Script skips some JSON files without warning
The script prints a warning for files it cannot parse. If you see no output about skipped files, all files were processed. If some files are missing from the index, check that they exist inside the ZIP by listing its contents with unzip -l mastodon-export.zip on Linux/macOS or by opening the ZIP in File Explorer on Windows.
jq query returns no results for a known search term
The .orderedItems[] path in the outbox may contain objects with different structures. Some items are boosts or replies that do not have a .object.content field. Adjust the query to handle missing fields by using select(.object.content // "" | contains("Mastodon")). This uses an empty string fallback for items without content.

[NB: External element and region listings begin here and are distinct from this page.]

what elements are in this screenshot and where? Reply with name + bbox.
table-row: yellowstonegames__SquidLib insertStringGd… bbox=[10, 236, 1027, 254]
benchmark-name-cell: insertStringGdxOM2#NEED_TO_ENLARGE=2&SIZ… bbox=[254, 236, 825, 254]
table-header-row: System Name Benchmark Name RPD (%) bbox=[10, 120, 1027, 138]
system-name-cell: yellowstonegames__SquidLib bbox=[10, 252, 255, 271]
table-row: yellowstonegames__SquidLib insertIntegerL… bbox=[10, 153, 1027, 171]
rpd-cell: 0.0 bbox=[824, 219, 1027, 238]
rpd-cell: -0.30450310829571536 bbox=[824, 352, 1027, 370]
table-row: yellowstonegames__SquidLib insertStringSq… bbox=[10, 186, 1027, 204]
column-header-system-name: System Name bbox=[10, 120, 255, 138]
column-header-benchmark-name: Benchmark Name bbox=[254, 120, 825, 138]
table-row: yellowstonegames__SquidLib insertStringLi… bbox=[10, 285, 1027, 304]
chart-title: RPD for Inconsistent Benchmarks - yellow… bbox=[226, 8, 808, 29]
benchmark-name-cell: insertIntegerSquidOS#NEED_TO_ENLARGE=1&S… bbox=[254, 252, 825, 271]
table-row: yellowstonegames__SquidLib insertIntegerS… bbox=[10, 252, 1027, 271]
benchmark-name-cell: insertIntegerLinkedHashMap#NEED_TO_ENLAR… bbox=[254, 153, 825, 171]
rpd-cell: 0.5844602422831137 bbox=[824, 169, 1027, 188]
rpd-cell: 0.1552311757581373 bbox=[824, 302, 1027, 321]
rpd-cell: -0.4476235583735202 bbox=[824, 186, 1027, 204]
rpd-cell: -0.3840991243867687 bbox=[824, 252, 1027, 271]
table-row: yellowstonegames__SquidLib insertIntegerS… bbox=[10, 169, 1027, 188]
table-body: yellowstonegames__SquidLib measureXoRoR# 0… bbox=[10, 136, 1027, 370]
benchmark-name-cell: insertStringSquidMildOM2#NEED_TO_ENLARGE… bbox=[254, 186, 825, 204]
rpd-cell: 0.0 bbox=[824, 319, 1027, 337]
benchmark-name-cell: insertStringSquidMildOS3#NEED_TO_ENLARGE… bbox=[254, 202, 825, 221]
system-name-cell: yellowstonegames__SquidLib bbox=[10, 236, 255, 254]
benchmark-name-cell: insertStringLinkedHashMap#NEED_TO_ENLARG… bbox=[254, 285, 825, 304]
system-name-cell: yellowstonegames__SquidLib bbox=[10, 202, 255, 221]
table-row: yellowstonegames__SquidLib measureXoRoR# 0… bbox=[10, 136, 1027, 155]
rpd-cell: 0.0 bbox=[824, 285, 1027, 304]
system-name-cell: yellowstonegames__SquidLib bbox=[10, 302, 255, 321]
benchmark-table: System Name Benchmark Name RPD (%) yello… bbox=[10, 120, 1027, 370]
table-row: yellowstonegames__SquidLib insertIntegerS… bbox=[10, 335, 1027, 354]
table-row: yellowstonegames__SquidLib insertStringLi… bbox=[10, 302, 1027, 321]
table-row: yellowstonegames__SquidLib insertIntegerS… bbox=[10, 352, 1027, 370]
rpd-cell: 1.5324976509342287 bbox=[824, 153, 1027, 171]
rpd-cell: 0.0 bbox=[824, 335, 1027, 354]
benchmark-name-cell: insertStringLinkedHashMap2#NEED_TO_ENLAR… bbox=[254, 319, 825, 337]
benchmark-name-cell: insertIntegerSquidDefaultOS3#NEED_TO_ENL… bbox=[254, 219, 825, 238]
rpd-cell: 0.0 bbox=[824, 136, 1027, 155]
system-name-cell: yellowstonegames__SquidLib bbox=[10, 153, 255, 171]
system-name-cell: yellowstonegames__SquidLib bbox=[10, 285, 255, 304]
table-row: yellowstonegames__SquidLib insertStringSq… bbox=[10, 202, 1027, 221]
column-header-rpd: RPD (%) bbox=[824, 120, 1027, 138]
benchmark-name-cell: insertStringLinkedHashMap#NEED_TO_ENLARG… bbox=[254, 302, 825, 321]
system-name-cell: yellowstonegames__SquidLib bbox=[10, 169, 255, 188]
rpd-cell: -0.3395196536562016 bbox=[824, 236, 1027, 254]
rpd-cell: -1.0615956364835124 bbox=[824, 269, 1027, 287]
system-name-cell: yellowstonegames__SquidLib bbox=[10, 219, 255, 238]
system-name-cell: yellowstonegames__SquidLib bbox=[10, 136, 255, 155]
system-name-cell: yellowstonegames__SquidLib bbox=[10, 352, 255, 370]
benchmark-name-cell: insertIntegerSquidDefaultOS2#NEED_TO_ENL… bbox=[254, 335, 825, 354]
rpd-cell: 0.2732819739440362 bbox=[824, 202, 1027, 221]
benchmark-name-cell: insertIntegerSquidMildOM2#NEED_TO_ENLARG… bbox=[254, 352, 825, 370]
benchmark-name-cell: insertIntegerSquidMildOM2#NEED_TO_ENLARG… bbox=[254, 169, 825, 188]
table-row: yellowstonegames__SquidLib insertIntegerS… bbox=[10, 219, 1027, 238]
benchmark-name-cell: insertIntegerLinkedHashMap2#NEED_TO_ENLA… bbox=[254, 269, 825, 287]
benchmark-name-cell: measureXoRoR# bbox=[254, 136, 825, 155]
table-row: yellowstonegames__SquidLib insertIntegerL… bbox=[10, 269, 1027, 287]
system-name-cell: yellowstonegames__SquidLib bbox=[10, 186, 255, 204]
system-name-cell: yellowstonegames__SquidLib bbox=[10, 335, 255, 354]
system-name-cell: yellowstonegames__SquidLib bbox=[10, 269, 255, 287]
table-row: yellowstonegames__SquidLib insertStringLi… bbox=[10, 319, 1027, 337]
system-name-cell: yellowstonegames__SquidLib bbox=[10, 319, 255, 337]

Mastodon Export Archive vs JSON Index: Key Differences
| Item | Export Archive | JSON Index |
|---|---|---|
| File format | ZIP containing multiple JSON files | Single JSON file |
| Search capability | Requires opening each file separately | Searchable with jq or any JSON tool |
| Data structure | Each file uses its own schema | Unified schema with filename-based keys |
| Portability | Must extract to access data | Ready to use immediately |
| Size | Compressed ZIP, smaller on disk | Uncompressed, larger than ZIP |
Now you have a single JSON index that contains all your Mastodon export data in one place. Use jq to run complex queries across your posts, followers, and bookmarks without opening multiple files. For advanced analysis, load the index into a database like SQLite using the JSON1 extension, or into a Python pandas DataFrame for statistical exploration. The script provided can be extended to filter out unnecessary keys or flatten nested structures for even easier searching.